Busqué algo que decir, pero no se me ocurría nada. El chaval había visto a los monstruos y se había llevado un susto de muerte. Yo también. Aquello habría acojonado a cualquiera, y Larry ya lo había averiguado. Puede que el mal trago hubiera valido la pena. Y puede que no.

TREINTA Y SIETE

La primera luz de la mañana, intensa y dorada, bañaba la calle. El aire estaba fresco y húmedo. Desde allí no se veía el río, pero se notaba: daba la sensación de que el aire limpiaba los pulmones con cada bocanada.

Larry sacó las llaves del coche.

—¿Estás en condiciones de conducir? —le pregunte.

Asintió. Las lágrimas se le habían secado, pero no se había molestado en limpiarse los surcos que le habían quedado en las mejillas. Estaba tan compungido como se puede estar sin dejar de parecerse a la mascota de Mad. Abrió el coche, se sentó en su asiento y se inclinó para levantar el seguro del otro lado.

Richard estaba junto al coche. El viento frío le agitaba el pelo, y se pasó una mano para apartárselo de la cara, con un gesto tan característico de Phillip que me provocó una punzada de dolor. Pero a continuación me sonrió, y no era la sonrisa de Phillip: era abierta y sincera, y los ojos marrones no ocultaban nada.

La sangre de la boca y la mejilla se le había empezado a secar.

—Sal mientras puedas —le dije.

—Que salga, ¿de dónde?

—Se va a librar una guerra de nomuertos, y no te conviene estar en medio.

—No creo que Jean-Claude me deje salir. —Su sonrisa se desvaneció. No sabía si estaba más guapo serio o sonriente.

—Los humanos que se mezclan con monstruos acaban mal. Intenta mantenerte al margen.

—Tú eres humana.

—Hay gente que no estaría de acuerdo. —Me encogí de hombros.

—A mí no me mires. —Alargó la mano hacia mí, y no me aparté. Me rozó la mejilla con unos dedos cálidos y llenos de vida—. Nos vemos a las tres, si no estás muy cansada.

Negué con la cabeza, y él apartó la mano.

—No me lo perdería por nada del mundo.

Richard volvió a sonreír, otra vez con el pelo en la cara. Yo procuraba llevarlo suficientemente corto por delante para que no se me metiera en los ojos. El corte a capas, qué gran invento.

—Hasta esta tarde —dije mientras me metía en el coche.

—Te llevaré el disfraz.

—¿De qué vas a vestirme?

—De novia decimonónica.

—¿Eso incluye una falda con miriñaque?

—Probablemente.

—¿Y de qué te disfrazas tú?

—De oficial confederado.

—Qué suerte, con pantalones.

—No creo que a mí me cupiera el vestido.

—No es que no te lo agradezca, Richard, pero… —Suspiré.

—¿No te van los miriñaques?

—¿Tú qué crees?

—Ah, lo que yo te propuse fue revolcarse por el barro con un mono. Lo de la fiesta es cosa tuya.

—Ya me gustaría poder ahorrármela.

—Aunque al final va a valer la pena para verte emperifollada. Tengo la sensación de que no es nada fácil.

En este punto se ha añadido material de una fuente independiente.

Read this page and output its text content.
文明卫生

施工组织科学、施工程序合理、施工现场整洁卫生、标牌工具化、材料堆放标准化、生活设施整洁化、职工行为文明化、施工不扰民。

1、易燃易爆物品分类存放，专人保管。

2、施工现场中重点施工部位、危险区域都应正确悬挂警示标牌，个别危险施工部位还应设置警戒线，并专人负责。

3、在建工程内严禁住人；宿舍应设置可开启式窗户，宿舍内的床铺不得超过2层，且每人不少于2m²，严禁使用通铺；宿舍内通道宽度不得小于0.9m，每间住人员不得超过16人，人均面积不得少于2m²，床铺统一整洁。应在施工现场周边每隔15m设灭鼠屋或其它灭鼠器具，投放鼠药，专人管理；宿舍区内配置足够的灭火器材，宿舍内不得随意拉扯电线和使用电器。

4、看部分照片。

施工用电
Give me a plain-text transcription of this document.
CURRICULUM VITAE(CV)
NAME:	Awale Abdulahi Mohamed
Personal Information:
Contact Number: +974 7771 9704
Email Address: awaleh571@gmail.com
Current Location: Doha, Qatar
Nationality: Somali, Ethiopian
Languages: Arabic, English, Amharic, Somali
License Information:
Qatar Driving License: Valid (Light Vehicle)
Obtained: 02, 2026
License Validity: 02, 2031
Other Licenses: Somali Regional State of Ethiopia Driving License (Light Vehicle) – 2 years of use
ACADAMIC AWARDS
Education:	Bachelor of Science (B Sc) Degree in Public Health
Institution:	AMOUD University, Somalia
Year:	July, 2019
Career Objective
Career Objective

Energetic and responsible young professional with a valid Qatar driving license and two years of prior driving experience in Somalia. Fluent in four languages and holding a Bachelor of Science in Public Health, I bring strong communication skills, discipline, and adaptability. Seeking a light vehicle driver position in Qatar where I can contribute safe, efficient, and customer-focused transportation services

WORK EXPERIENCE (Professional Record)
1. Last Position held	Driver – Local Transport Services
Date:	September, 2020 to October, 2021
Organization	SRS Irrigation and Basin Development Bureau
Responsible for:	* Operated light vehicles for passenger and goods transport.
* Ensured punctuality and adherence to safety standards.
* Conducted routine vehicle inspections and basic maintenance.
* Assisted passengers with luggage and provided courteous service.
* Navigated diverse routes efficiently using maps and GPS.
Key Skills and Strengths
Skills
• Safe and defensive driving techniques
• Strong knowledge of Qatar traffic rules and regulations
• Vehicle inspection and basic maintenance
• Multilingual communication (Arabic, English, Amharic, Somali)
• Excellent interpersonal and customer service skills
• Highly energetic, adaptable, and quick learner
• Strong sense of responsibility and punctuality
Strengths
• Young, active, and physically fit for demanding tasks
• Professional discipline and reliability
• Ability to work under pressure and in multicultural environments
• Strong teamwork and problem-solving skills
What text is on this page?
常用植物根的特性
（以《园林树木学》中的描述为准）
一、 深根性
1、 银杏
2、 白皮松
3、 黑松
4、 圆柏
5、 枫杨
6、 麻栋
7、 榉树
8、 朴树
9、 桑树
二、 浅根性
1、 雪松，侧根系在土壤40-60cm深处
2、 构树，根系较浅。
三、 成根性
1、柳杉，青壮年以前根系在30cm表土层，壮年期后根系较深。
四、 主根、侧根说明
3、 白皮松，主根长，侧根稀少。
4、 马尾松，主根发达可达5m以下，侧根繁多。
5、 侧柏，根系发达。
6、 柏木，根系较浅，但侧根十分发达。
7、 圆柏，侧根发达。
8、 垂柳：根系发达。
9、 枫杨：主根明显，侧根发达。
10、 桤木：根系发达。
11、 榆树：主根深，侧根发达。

—¿Podemos ponernos en marcha? —preguntó Larry, inclinándose sobre el asiento—. Necesito fumarme un cigarro y dormir un poco.

—Ahora mismo. —Me volví de nuevo hacia Richard y de repente no supe qué decir—. Hasta luego.

—Hasta luego. —Hizo un gesto de despedida.

Entré en el coche, y Larry arrancó antes de que me hubiera puesto el cinturón.

—¿A qué viene tanta prisa?

—Quiero irme tan lejos como pueda.

—¿Te encuentras bien? —Lo miré. Seguía muy pálido.

—Claro que no. —Me lanzó una mirada furibunda—. ¿Cómo puedes estar tan tranquila después de lo que ha pasado?

—Anoche no estabas tan alterado, y te habían mordido.

—Pero esto ha sido distinto. Esa mujer ha estado chupándome la herida, ha estado… —Apretó el volante con tanta fuerza que le temblaron las manos.

—Ayer saliste peor parado. ¿Por qué ha sido peor lo de hace un rato?

—Lo de ayer fue violento, pero no… perverso. Los vampiros de ayer querían algo concreto: el nombre del amo. Los de hoy no querían nada; lo hacían por…

—Crueldad —aporté.

—Sí, por pura crueldad.

—Son vampiros. No se atienen al mismo código que los humanos.

—Podrían haberme matado por amor al arte.

—Sí.

—¿Cómo eres capaz de codearte con ellos?

—Es mi trabajo. —Me encogí de hombros.

—Y el mío.

—No necesariamente. Podrías rechazar los casos de vampiros; es lo que hacen casi todos los reanimadores.

—No me daré por vencido —dijo mientras negaba con la cabeza.

—¿Por qué?

Guardó silencio durante un rato, mientras cogía la 270 en dirección sur.

—¿Cómo puedes charlar y hacer planes para esta tarde después de lo que acaba de pasar?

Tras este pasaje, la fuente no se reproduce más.